At the end of the 1920s and the beginning of the 1930s, a level of emancipation had finally been reached, which, after the Second World War, had to be painstakingly regained. Women artists at that time had a clear presence within the exhibition scene and made up a visible part of the avant-garde. Where women had been initially relegated to the realms of floral or landscape painting, by the turn of the century they had unearthed new topics and genres. Eventually it became socially recognized that women even painted nudes. Many women dealt with sociocritical issues and were extremely political in their works. The case of Stephanie Hollenstein is oddly curious: while her artistic oeuvre was very expressive and took radical steps toward equality, she nevertheless later endorsed National Socialism.

The year 1938 signaled the end to women in art. The Nazi regime and the Second World War meant that their work virtually disappeared from museums, galleries, and art history in general.

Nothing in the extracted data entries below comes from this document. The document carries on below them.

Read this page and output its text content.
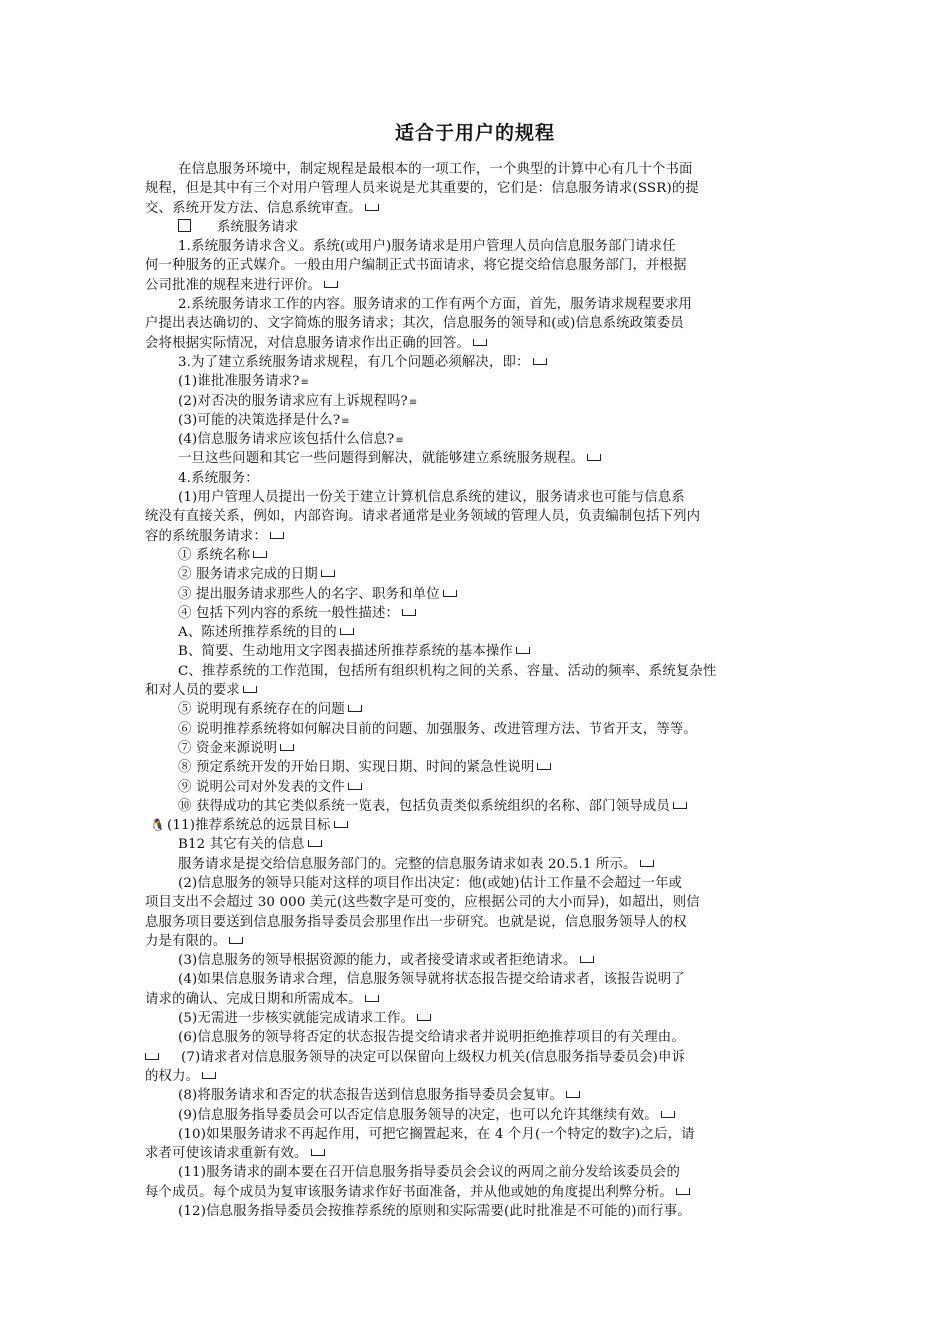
适合于用户的规程
在信息服务环境中，制定规程是最根本的一项工作，一个典型的计算中心有几十个书面
规程，但是其中有三个对用户管理人员来说是尤其重要的，它们是：信息服务请求(SSR)的提
交、系统开发方法、信息系统审查。
系统服务请求
1.系统服务请求含义。系统(或用户)服务请求是用户管理人员向信息服务部门请求任
何一种服务的正式媒介。一般由用户编制正式书面请求，将它提交给信息服务部门，并根据
公司批准的规程来进行评价。
2.系统服务请求工作的内容。服务请求的工作有两个方面，首先，服务请求规程要求用
户提出表达确切的、文字简炼的服务请求；其次，信息服务的领导和(或)信息系统政策委员
会将根据实际情况，对信息服务请求作出正确的回答。
3.为了建立系统服务请求规程，有几个问题必须解决，即：
(1)谁批准服务请求?≡
(2)对否决的服务请求应有上诉规程吗?≡
(3)可能的决策选择是什么?≡
(4)信息服务请求应该包括什么信息?≡
一旦这些问题和其它一些问题得到解决，就能够建立系统服务规程。
4.系统服务：
(1)用户管理人员提出一份关于建立计算机信息系统的建议，服务请求也可能与信息系
统没有直接关系，例如，内部咨询。请求者通常是业务领域的管理人员，负责编制包括下列内
容的系统服务请求：
① 系统名称
② 服务请求完成的日期
③ 提出服务请求那些人的名字、职务和单位
④ 包括下列内容的系统一般性描述：
A、陈述所推荐系统的目的
B、简要、生动地用文字图表描述所推荐系统的基本操作
C、推荐系统的工作范围，包括所有组织机构之间的关系、容量、活动的频率、系统复杂性
和对人员的要求
⑤ 说明现有系统存在的问题
⑥ 说明推荐系统将如何解决目前的问题、加强服务、改进管理方法、节省开支，等等。
⑦ 资金来源说明
⑧ 预定系统开发的开始日期、实现日期、时间的紧急性说明
⑨ 说明公司对外发表的文件
⑩ 获得成功的其它类似系统一览表，包括负责类似系统组织的名称、部门领导成员
🐧 (11)推荐系统总的远景目标
B12 其它有关的信息
服务请求是提交给信息服务部门的。完整的信息服务请求如表 20.5.1 所示。
(2)信息服务的领导只能对这样的项目作出决定：他(或她)估计工作量不会超过一年或
项目支出不会超过 30 000 美元(这些数字是可变的，应根据公司的大小而异)，如超出，则信
息服务项目要送到信息服务指导委员会那里作出一步研究。也就是说，信息服务领导人的权
力是有限的。
(3)信息服务的领导根据资源的能力，或者接受请求或者拒绝请求。
(4)如果信息服务请求合理，信息服务领导就将状态报告提交给请求者，该报告说明了
请求的确认、完成日期和所需成本。
(5)无需进一步核实就能完成请求工作。
(6)信息服务的领导将否定的状态报告提交给请求者并说明拒绝推荐项目的有关理由。
(7)请求者对信息服务领导的决定可以保留向上级权力机关(信息服务指导委员会)申诉
的权力。
(8)将服务请求和否定的状态报告送到信息服务指导委员会复审。
(9)信息服务指导委员会可以否定信息服务领导的决定，也可以允许其继续有效。
(10)如果服务请求不再起作用，可把它搁置起来，在 4 个月(一个特定的数字)之后，请
求者可使该请求重新有效。
(11)服务请求的副本要在召开信息服务指导委员会会议的两周之前分发给该委员会的
每个成员。每个成员为复审该服务请求作好书面准备，并从他或她的角度提出利弊分析。
(12)信息服务指导委员会按推荐系统的原则和实际需要(此时批准是不可能的)而行事。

Many were of Jewish descent and had to flee. Others were forced into exile by the collapsed art market and were never able to further their careers again. Only very few succeeded in gaining any sort of a foothold after emigration. These artists and their works were forgotten.

It was not until the last few decades that this forgotten side of art history was reappraised. The exhibition at hand is the most extensive presentation of art by the women of Viennese Modernism since the outbreak of the Second World War. Still only scratching the surface of the true achievements of these artists, the show is meant to provide the impetus for further scholarly engagement with this subject. Among the works shown are some that have not been seen for three generations.